La seconda, che le tensioni geopolitiche non sono l’eccezione ma la regola nel nostro settore. E allora per la prima volta, forse perché la ‘botta’ è stata più forte, abbiamo capito che dovevamo metterci in discussione. Quindi abbiamo creato un modello di business sostanzialmente opposto rispetto a quello che avevamo: noi siamo sempre stati un grossista puro, ma abbiamo deciso di essere meno dipendenti dal mercato e dalla sua volatilità e di entrare nella produzione rinnovabile, scontrandoci con tutte le contraddizioni della transizione, perché se da una parte vengono sponsorizzati questi interventi capita di costruire impianti e dover aspettare tre anni per gli l’allacci.
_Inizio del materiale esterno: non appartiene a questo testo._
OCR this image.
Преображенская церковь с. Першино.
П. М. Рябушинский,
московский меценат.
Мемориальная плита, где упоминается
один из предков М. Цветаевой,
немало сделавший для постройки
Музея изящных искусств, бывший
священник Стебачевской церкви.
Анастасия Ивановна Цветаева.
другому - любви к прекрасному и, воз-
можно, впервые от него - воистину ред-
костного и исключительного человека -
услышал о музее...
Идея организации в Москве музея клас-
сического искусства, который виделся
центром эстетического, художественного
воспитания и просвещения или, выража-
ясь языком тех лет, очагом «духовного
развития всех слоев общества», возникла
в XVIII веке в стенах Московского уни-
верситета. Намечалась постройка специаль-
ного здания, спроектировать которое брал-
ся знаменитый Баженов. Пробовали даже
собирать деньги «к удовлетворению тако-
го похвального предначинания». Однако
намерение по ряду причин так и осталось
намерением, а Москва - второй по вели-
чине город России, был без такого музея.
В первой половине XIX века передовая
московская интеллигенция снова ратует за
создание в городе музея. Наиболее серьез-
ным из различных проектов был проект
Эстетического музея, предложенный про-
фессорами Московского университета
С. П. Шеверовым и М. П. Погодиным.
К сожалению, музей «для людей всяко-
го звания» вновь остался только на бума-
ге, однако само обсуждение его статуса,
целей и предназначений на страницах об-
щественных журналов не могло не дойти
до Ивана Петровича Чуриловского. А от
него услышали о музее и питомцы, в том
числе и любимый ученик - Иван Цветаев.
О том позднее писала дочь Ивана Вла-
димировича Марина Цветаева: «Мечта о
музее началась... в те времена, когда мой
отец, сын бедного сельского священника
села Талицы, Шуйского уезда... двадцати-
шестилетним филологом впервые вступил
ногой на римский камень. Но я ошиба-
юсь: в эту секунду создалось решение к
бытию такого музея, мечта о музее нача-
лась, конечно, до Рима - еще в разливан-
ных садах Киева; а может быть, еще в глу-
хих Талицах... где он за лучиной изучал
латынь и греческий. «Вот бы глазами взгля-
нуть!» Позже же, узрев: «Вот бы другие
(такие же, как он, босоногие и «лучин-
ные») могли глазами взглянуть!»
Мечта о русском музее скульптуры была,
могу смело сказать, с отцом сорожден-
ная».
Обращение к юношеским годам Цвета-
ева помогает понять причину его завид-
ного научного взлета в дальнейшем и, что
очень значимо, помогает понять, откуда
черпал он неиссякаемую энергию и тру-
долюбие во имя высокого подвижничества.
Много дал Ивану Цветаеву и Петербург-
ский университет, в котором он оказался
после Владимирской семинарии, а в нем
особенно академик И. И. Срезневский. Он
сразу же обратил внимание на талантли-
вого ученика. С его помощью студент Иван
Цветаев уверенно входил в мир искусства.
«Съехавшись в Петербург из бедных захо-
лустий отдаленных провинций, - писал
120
Cose da terzo mondo.
La terza linea guida riguarda l’intelligenza artificiale e le nuove tecnologie. Quello che abbiamo capito o pensiamo di aver capito è che nel nostro settore l’applicazione migliore per queste nuove tecnologie è l’analisi dei dati e non la sostituzione delle persone che gestiscono i clienti. Se vogliamo mantenere una relazione, la relazione deve essere umana. E allora, visto l’incremento delle rinnovabili, ci siamo dotati già anni fa di professionalità capaci di usare l’intelligenza artificiale per fare previsioni metereologiche. Se le rinnovabili aumentano, la capacità di prevedere piovosità, l’irraggiamento o la ventosità ti dà un valore aggiunto nella capacità di prevedere la creazione del prezzo dell’energia e questo crea efficienza negli acquisti. Determinando anche spazi di extra marginalità, che possono essere condivisi tra l’azienda e il cliente. Quindi sì, i momenti di crisi possono essere una leva per la crescita dell’azienda, a patto che succeda quello che afferma Einstein: che non c’è merito senza crisi. Deve esserci una disponibilità a mettersi in discussione e non essere pigri”.